Pero era imposible que se acordara de mí. Leí el libro, llamé por teléfono, hablé con una mujer y concerté una cita en su departamento de
la calle Posadas, un viernes de agosto (creo) a las 7 de la tarde. Como soy puntual, a las 7 de la tarde estaba tocando el timbre, y pocos minutos después estaba en un gran salón, dotado de una nutrida biblioteca,
esperando. Quien me abrió la puerta me dijo que iba a tener que esperar un poco, porque a Bioy le estaban haciendo una entrevista de la televisión española. La espera fue larga, ni siquiera suavizada con
un café o un vaso de agua: pura soledad y aburrimiento. Dos horas después, la puerta de la habitación de Bioy se abrió y por ella salieron dos sujetos gordos –todos los operadores de cámara
tienen sobrepeso–, y luego de un breve lapso –durante el que suponía que Bioy se estaba “poniendo cómodo”, como corresponde a cualquier sujeto de 84 años que acaba de hacer frente
a una larga entrevista televisiva– la puerta volvió a abrirse y se me invitó a pasar.

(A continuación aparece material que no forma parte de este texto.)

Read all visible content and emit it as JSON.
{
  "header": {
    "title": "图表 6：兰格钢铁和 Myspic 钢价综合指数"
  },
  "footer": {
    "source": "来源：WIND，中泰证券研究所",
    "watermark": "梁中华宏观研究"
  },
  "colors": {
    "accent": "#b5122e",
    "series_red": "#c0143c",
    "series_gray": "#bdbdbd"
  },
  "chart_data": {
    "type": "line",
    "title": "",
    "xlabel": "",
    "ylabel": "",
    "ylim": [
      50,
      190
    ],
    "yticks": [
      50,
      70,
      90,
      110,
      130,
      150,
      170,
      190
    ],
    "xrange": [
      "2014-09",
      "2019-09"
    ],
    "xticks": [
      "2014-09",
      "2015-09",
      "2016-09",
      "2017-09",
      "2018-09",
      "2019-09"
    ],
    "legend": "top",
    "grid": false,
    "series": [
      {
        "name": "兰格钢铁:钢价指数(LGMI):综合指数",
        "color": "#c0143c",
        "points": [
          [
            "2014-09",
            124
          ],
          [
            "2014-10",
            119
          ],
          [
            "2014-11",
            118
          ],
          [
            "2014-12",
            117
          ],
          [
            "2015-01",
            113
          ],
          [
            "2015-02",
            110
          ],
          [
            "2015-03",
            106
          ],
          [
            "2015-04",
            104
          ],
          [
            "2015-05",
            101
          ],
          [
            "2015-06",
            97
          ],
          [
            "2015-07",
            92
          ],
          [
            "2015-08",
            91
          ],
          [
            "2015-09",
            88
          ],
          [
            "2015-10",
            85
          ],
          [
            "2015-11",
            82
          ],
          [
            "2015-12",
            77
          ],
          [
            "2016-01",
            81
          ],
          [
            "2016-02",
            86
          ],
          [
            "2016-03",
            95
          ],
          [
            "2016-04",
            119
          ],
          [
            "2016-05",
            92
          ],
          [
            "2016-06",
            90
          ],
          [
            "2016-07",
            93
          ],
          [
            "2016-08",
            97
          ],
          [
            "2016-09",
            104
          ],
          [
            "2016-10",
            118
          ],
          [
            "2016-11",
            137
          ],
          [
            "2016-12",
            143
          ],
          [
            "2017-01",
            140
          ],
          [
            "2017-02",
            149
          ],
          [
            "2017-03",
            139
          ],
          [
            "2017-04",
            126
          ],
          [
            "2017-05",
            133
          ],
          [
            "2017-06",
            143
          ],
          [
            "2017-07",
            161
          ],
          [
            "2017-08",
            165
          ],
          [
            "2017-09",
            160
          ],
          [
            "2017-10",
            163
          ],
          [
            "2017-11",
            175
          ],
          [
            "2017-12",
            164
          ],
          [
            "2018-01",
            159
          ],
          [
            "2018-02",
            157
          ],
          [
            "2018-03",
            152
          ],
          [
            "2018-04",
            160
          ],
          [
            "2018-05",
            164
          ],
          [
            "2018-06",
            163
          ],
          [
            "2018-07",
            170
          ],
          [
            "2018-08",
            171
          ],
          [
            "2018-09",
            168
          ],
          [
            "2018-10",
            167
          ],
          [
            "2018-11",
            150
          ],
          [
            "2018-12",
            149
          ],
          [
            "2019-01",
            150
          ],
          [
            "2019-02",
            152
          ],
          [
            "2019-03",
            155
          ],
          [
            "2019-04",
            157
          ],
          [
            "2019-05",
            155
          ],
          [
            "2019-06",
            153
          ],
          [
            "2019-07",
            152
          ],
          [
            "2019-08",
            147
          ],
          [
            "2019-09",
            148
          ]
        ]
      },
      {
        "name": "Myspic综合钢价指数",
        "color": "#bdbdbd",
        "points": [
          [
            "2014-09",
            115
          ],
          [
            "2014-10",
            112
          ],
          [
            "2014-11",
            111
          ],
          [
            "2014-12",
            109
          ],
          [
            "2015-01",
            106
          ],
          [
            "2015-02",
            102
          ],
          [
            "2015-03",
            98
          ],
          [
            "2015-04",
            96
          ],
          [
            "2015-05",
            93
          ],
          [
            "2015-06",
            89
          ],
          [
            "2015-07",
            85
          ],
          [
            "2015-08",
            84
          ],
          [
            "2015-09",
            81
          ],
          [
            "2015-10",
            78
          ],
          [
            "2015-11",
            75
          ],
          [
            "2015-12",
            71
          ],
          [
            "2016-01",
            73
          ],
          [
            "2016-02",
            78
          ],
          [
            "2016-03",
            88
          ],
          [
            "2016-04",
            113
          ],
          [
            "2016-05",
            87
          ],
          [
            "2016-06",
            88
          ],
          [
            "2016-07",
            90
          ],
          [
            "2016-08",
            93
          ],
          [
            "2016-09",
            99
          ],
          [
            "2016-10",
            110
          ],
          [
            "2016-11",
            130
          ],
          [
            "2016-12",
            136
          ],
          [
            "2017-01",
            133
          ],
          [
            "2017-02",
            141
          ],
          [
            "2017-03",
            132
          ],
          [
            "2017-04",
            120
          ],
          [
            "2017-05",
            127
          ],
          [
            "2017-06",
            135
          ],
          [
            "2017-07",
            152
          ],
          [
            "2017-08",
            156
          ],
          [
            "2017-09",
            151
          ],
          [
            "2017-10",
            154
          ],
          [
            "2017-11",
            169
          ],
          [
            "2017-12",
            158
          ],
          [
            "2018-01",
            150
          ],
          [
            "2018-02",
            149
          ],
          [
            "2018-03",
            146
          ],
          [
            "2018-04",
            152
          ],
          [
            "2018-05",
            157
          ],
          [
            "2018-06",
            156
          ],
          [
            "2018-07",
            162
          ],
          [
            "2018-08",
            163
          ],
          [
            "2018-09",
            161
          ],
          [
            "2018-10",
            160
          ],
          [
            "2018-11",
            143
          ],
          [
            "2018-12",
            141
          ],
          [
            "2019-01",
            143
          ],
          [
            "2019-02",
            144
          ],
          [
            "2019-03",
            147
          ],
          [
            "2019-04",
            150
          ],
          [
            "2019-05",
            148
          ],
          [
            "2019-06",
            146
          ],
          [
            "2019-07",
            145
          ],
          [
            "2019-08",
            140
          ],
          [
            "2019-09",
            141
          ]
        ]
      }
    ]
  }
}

El espectáculo era bastante triste y desolador: Bioy, en pijama, estaba sentado detrás de un escritorio. Detalle encantador: llevaba gorro de dormir, algo que yo únicamente había visto en las películas de Los Tres Chiflados. Se lo veía agotado, más que agotado, exhausto, exangüe... Más que exangüe, consumido: derrengado. Tenía las manos entre las
piernas y la cabeza ladeada, como alguien que ni siquiera tiene la fuerza necesaria para mantenerla erguida. Así que le propuse lo que cualquiera en mi lugar le hubiera propuesto: posponer la entrevista. Pero la cosa
era más complicada: al día siguiente él tenía que viajar a Biarritz y su vuelta estaba programada para un mes después, con lo cual los tiempos se desbarataban: había que hacerla en
ese momento.
Entonces –cualquiera en mi lugar hubiese hecho lo mismo– abrí mi corazón delator y dije: “Bioy, lo último que quisiera es ofenderlo: podría escribir no digo una, sino tres entrevistas a usted, todas diferentes, sin necesidad de hacerle ninguna pregunta”. Entonces Bioy se puso de pie, con dificultad, y acercándose a mí abrió los brazos y me dijo: “Deme un abrazo, mi amigo...”, no con el tono habitual en que debía dirigirse a los peones de su estancia en Pardo, que era el tono con que Bioy se comunicaba
habitualmente, sino como alguien que se dirige a un ser humano: agradecido. Fue la entrevista más corta que hice en mi vida. En ella Bioy hablaba de todo lo que se cansó de repetir una y otra vez en otras entrevistas,
e incluso sostuvo en un momento su lapicera entre los dedos, diciendo: “Esta es mi máquina de escribir”. Nico Orengo quedó muy conforme.